Somehow I got over my spelling stumbling block with flying colors - colours? - and am often asked how to spell seemingly hard words. Next came punctuation. I can say with no disrespect to any of my wonderful and not so wonderful English teachers over the years that I am self-taught in that area. So I thought. I had mastered the Oxford comma ("apples, oranges, and bananas") years before my grade ten class was given a full week devoted to the pesky little bugger. Then came college.
My psychology - yes, psychology - teacher was a man who was a stickler when it comes to misusage of "itses". He handed back my paper on Erik Erikson (I can proudly say I did well on that one!) and I was blinded by all the red marks scattered over my writing. The content was great, but I never deviated between "it's" and "its". How could I have missed something like that. Something that may be the simplest and clearest punctuation rule in the English language. "It's" means either "it is" or "it has". If not, the proper word to use is "its". Simple really.
I'm glad I mastered that before cracking open Mrs. Truss' book, or I may have died of mortification. Her view of people who cannot understand the difference between the two and plainly refuse to try and eventually end up using only one regardless should be drawn a quartered, in not so many words. No pun intended.
I know now that my complete grasp of English punctuation may not be any time soon. I may yet still misplace a comma, form fragmented or run-on sentences, put either too little or too many apostrophes.
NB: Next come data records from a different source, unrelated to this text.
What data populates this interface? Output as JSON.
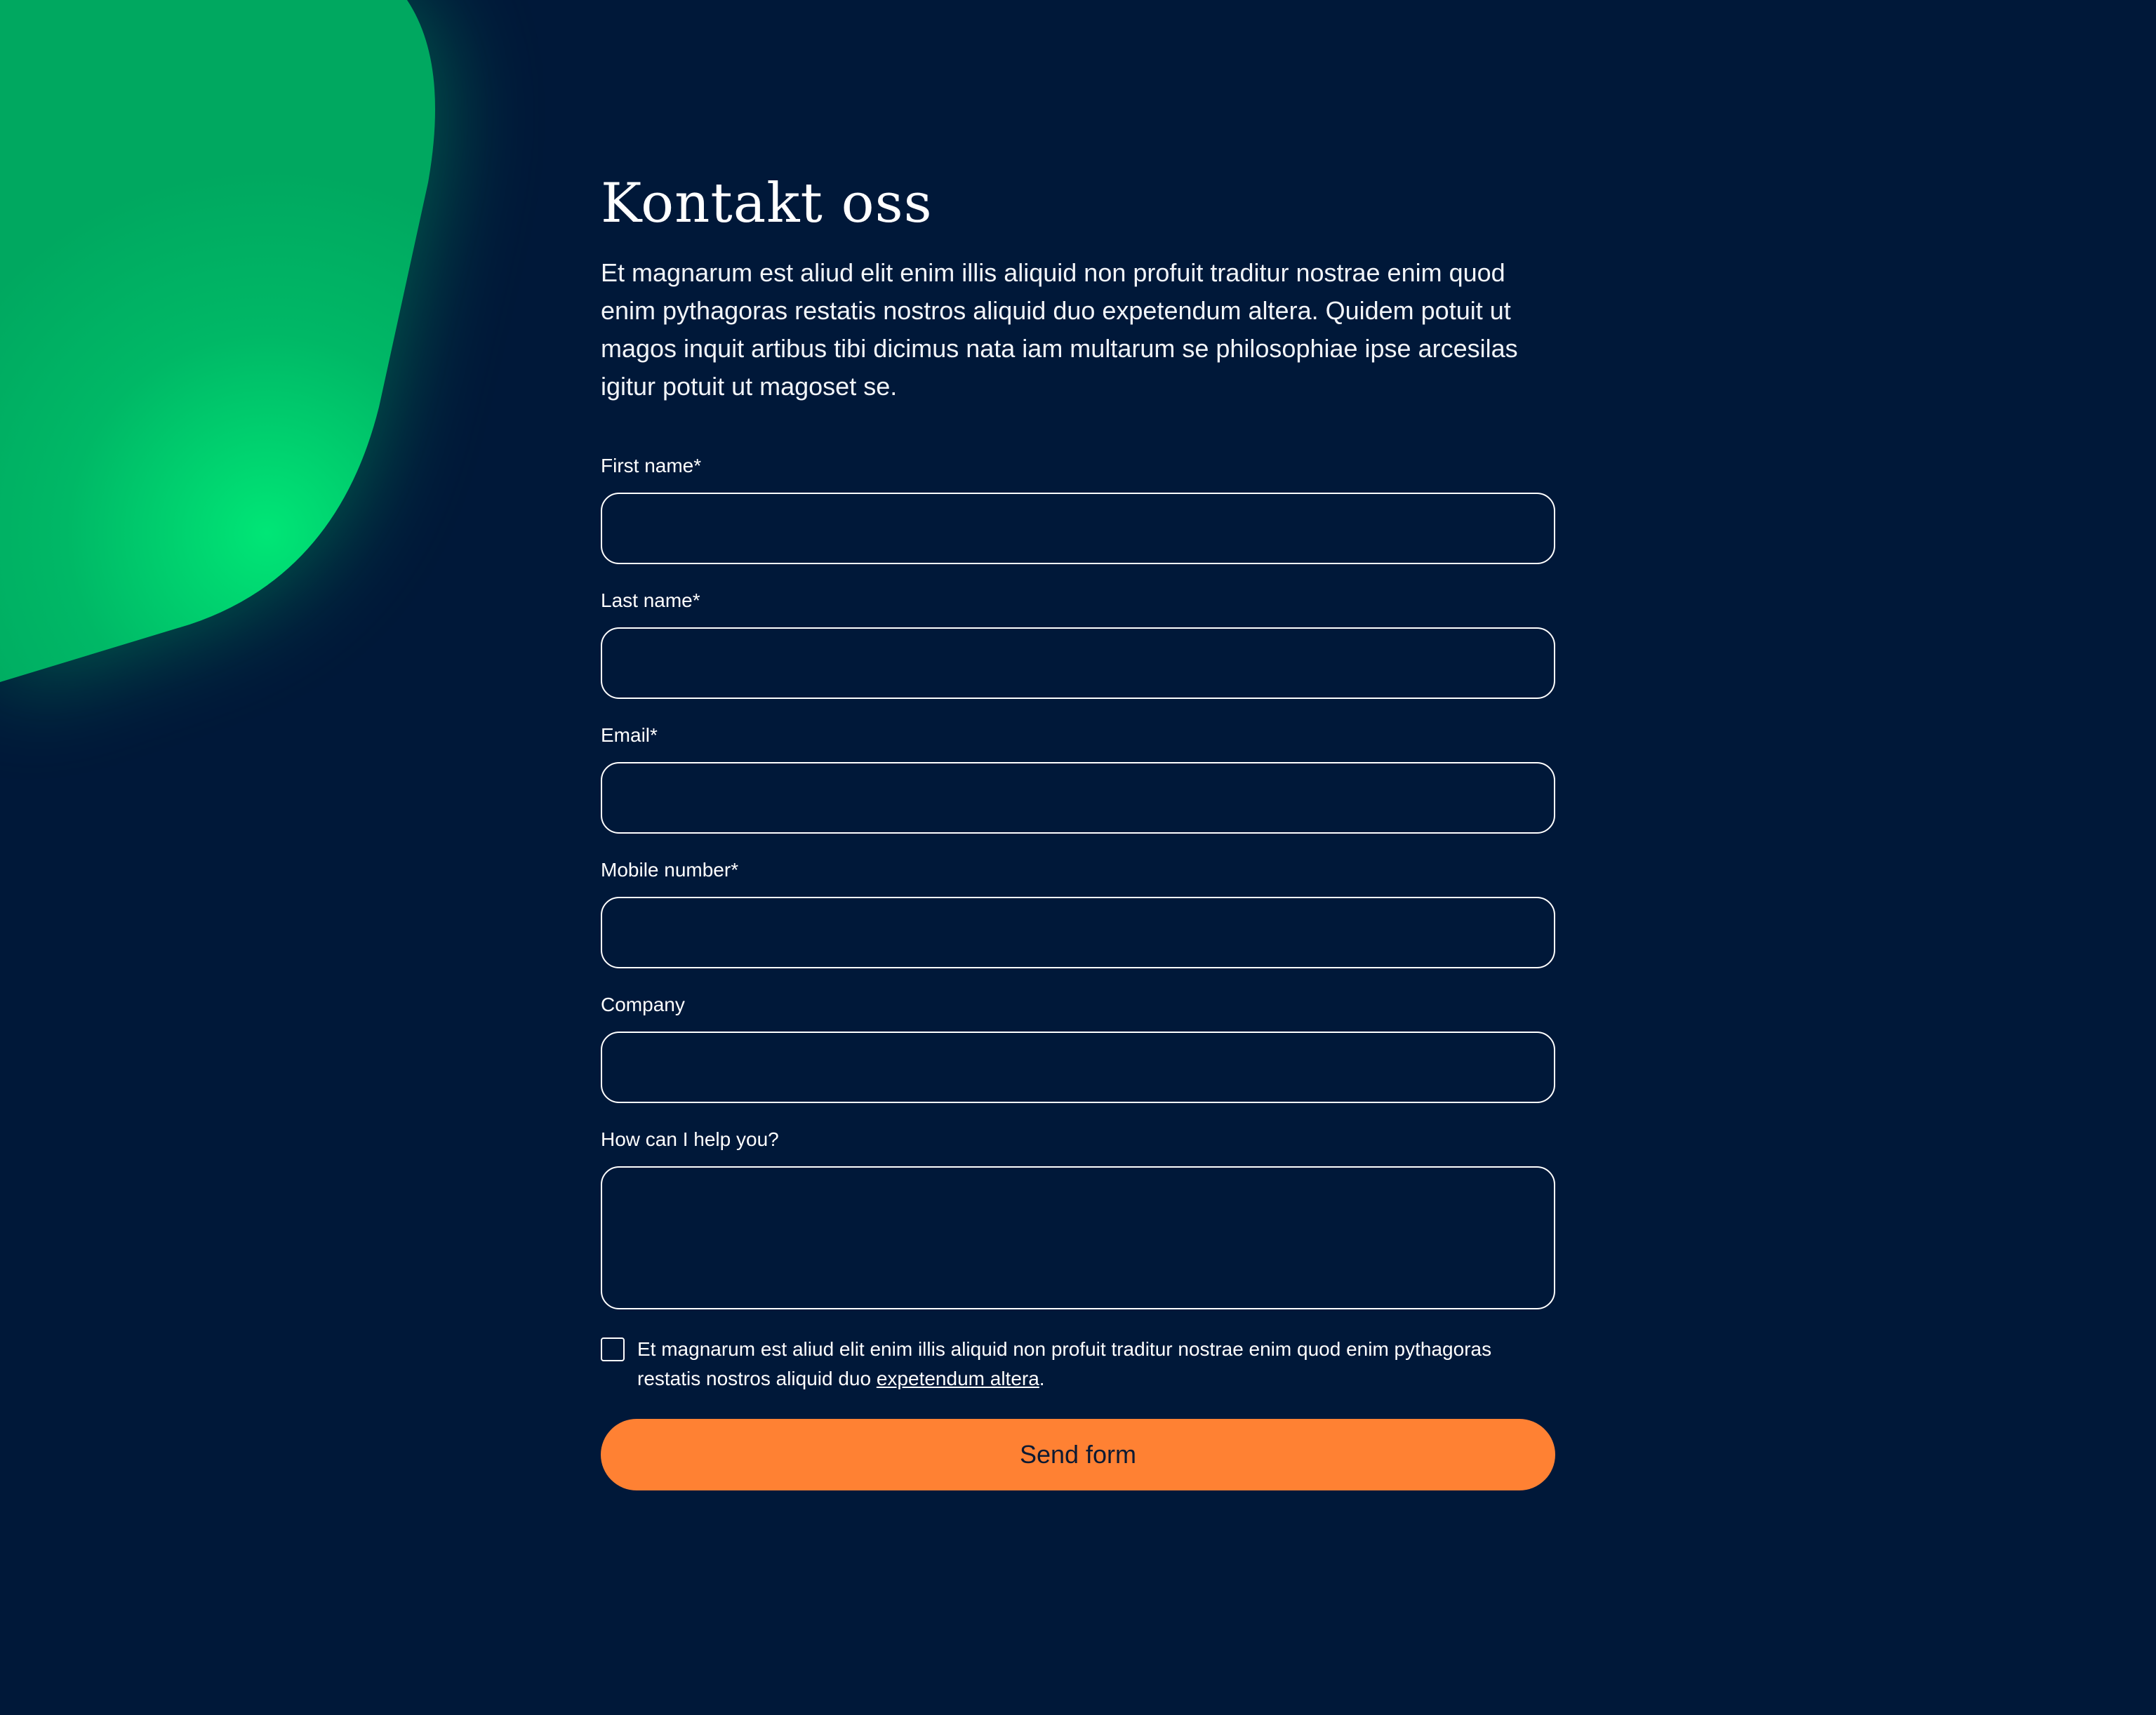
{
  "colors": {
    "background": "#001839",
    "accent_green": "#00d26a",
    "button_orange": "#ff8133",
    "button_text": "#0c1a33",
    "text": "#ffffff"
  },
  "header": {
    "title": "Kontakt oss",
    "intro": "Et magnarum est aliud elit enim illis aliquid non profuit traditur nostrae enim quod enim pythagoras restatis nostros aliquid duo expetendum altera. Quidem potuit ut magos inquit artibus tibi dicimus nata iam multarum se philosophiae ipse arcesilas igitur potuit ut magoset se."
  },
  "form": {
    "fields": {
      "first_name": {
        "label": "First name*",
        "value": ""
      },
      "last_name": {
        "label": "Last name*",
        "value": ""
      },
      "email": {
        "label": "Email*",
        "value": ""
      },
      "mobile": {
        "label": "Mobile number*",
        "value": ""
      },
      "company": {
        "label": "Company",
        "value": ""
      },
      "message": {
        "label": "How can I help you?",
        "value": ""
      }
    },
    "consent": {
      "checked": false,
      "text_before": "Et magnarum est aliud elit enim illis aliquid non profuit traditur nostrae enim quod enim pythagoras restatis nostros aliquid duo ",
      "link_text": "expetendum altera",
      "text_after": "."
    },
    "submit_label": "Send form"
  }
}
But learning comes from mistakes and I acknowledge now that every one makes them.
After that, I think I will work on forming proper introduction and conclusion paragraphs, but don't get me started on those.
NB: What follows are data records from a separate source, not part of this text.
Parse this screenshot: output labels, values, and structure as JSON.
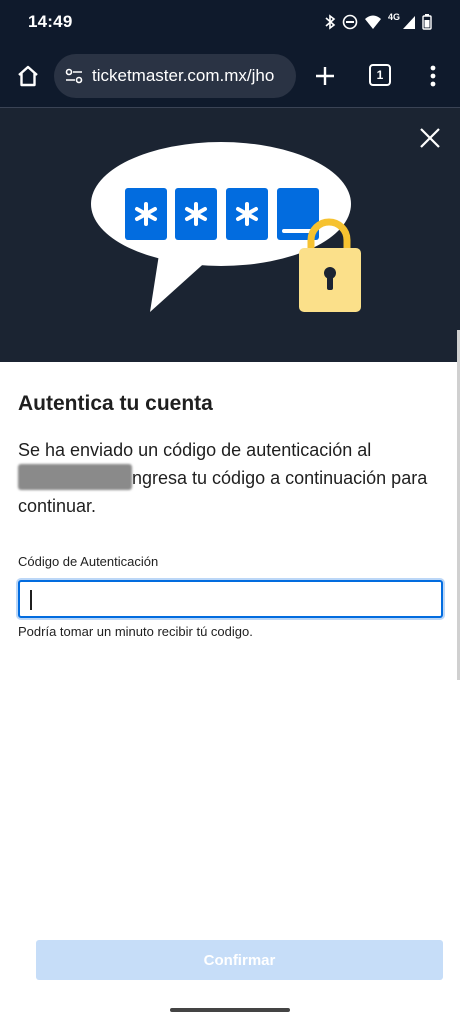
{
  "status_bar": {
    "time": "14:49",
    "network": "4G",
    "icons": [
      "bluetooth-icon",
      "do-not-disturb-icon",
      "wifi-icon",
      "cell-signal-icon",
      "battery-icon"
    ]
  },
  "browser": {
    "url": "ticketmaster.com.mx/jho",
    "tab_count": "1",
    "icons": [
      "home-icon",
      "site-settings-icon",
      "plus-icon",
      "more-vert-icon"
    ]
  },
  "modal": {
    "close_icon": "close-icon",
    "title": "Autentica tu cuenta",
    "description_part1": "Se ha enviado un código de autenticación al",
    "description_part2": "ngresa tu código a continuación para continuar.",
    "field_label": "Código de Autenticación",
    "field_value": "",
    "helper_text": "Podría tomar un minuto recibir tú codigo.",
    "confirm_label": "Confirmar"
  },
  "colors": {
    "accent": "#026cdf",
    "header_bg": "#0f1a2c",
    "hero_bg": "#1b2432",
    "confirm_disabled": "#c6ddf8",
    "lock_yellow": "#f6c230"
  }
}
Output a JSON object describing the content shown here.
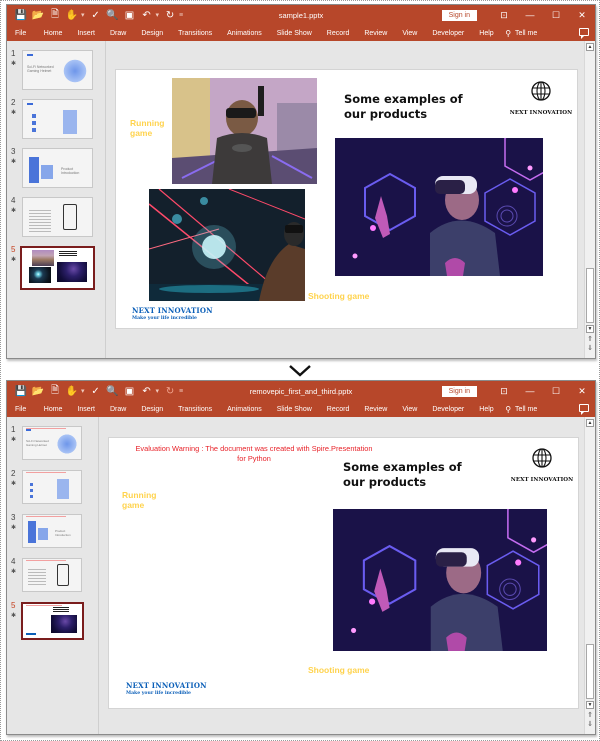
{
  "ribbon_tabs": [
    "File",
    "Home",
    "Insert",
    "Draw",
    "Design",
    "Transitions",
    "Animations",
    "Slide Show",
    "Record",
    "Review",
    "View",
    "Developer",
    "Help"
  ],
  "tell_me": "Tell me",
  "sign_in": "Sign in",
  "quick_access_icons": [
    "save-icon",
    "open-folder-icon",
    "new-file-icon",
    "touch-mode-icon",
    "spelling-icon",
    "print-preview-icon",
    "present-icon",
    "undo-icon",
    "redo-icon",
    "customize-icon"
  ],
  "window_controls": {
    "ribbon_display": "⊡",
    "minimize": "—",
    "maximize": "☐",
    "close": "✕"
  },
  "before": {
    "file_name": "sample1.pptx",
    "slides": [
      {
        "number": "1",
        "caption": "Sci-Fi Networked Gaming Helmet"
      },
      {
        "number": "2",
        "caption": ""
      },
      {
        "number": "3",
        "caption": "Product Introduction"
      },
      {
        "number": "4",
        "caption": ""
      },
      {
        "number": "5",
        "caption": "Some examples of our products",
        "active": true
      }
    ],
    "slide": {
      "heading_line1": "Some examples of",
      "heading_line2": "our products",
      "logo_text": "NEXT INNOVATION",
      "running_label_line1": "Running",
      "running_label_line2": "game",
      "shooting_label": "Shooting game",
      "brand_name": "NEXT INNOVATION",
      "brand_tagline": "Make your life incredible",
      "images": [
        "running-game-photo",
        "shooting-game-photo",
        "vr-headset-photo"
      ]
    }
  },
  "after": {
    "file_name": "removepic_first_and_third.pptx",
    "slides": [
      {
        "number": "1",
        "caption": "Sci-Fi Networked Gaming Helmet"
      },
      {
        "number": "2",
        "caption": ""
      },
      {
        "number": "3",
        "caption": "Product Introduction"
      },
      {
        "number": "4",
        "caption": ""
      },
      {
        "number": "5",
        "caption": "Some examples of our products",
        "active": true
      }
    ],
    "slide": {
      "warning_line1": "Evaluation Warning : The document was created with Spire.Presentation",
      "warning_line2": "for Python",
      "heading_line1": "Some examples of",
      "heading_line2": "our products",
      "logo_text": "NEXT INNOVATION",
      "running_label_line1": "Running",
      "running_label_line2": "game",
      "shooting_label": "Shooting game",
      "brand_name": "NEXT INNOVATION",
      "brand_tagline": "Make your life incredible",
      "images": [
        "vr-headset-photo"
      ]
    }
  },
  "transition_icon": "chevron-down-icon"
}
My sojourn into the vast world of proper and often self-centered use of English began at a relatively young age when I read The Phantom Tollbooth by Norton Juster. Don't get me wrong, I was one of the worst spellers in elementary school. Try as I might, I could not get my head around words like "writing" ("you're a writer and you can't spell writing?" I was once asked), which to many people seems easy enough - not to me. The Phantom Tollbooth offered new and humorous ways to look at words and their relationship to one another. If you have yet to read this book, do so! It is never too late nor are you too old. I digress.
Somehow I got over my spelling stumbling block with flying colors - colours? - and am often asked how to spell seemingly hard words. Next came punctuation. I can say with no disrespect to any of my wonderful and not so wonderful English teachers over the years that I am self-taught in that area. So I thought. I had mastered the Oxford comma ("apples, oranges, and bananas") years before my grade ten class was given a full week devoted to the pesky little bugger. Then came college.
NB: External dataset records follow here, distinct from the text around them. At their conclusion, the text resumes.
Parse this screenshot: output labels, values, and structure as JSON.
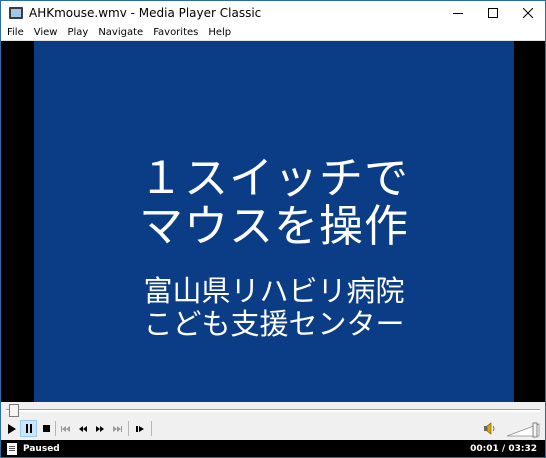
{
  "window": {
    "title": "AHKmouse.wmv - Media Player Classic",
    "controls": [
      "minimize-icon",
      "maximize-icon",
      "close-icon"
    ]
  },
  "menu": {
    "file": "File",
    "view": "View",
    "play": "Play",
    "navigate": "Navigate",
    "favorites": "Favorites",
    "help": "Help"
  },
  "video": {
    "line1": "１スイッチで",
    "line2": "マウスを操作",
    "line3": "富山県リハビリ病院",
    "line4": "こども支援センター",
    "background_color": "#0b3d86"
  },
  "seek": {
    "position_fraction": 0.005
  },
  "toolbar": {
    "buttons": [
      "play-icon",
      "pause-icon",
      "stop-icon",
      "skip-back-icon",
      "rewind-icon",
      "fast-forward-icon",
      "skip-forward-icon",
      "frame-step-icon"
    ],
    "pressed": "pause",
    "volume_icon": "speaker-icon"
  },
  "status": {
    "state": "Paused",
    "time": "00:01 / 03:32"
  }
}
My psychology - yes, psychology - teacher was a man who was a stickler when it comes to misusage of "itses". He handed back my paper on Erik Erikson (I can proudly say I did well on that one!) and I was blinded by all the red marks scattered over my writing. The content was great, but I never deviated between "it's" and "its". How could I have missed something like that. Something that may be the simplest and clearest punctuation rule in the English language. "It's" means either "it is" or "it has". If not, the proper word to use is "its". Simple really.
I'm glad I mastered that before cracking open Mrs. Truss' book, or I may have died of mortification. Her view of people who cannot understand the difference between the two and plainly refuse to try and eventually end up using only one regardless should be drawn a quartered, in not so many words. No pun intended.
I know now that my complete grasp of English punctuation may not be any time soon. I may yet still misplace a comma, form fragmented or run-on sentences, put either too little or too many apostrophes. But learning comes from mistakes and I acknowledge now that every one makes them.
After that, I think I will work on forming proper introduction and conclusion paragraphs, but don't get me started on those.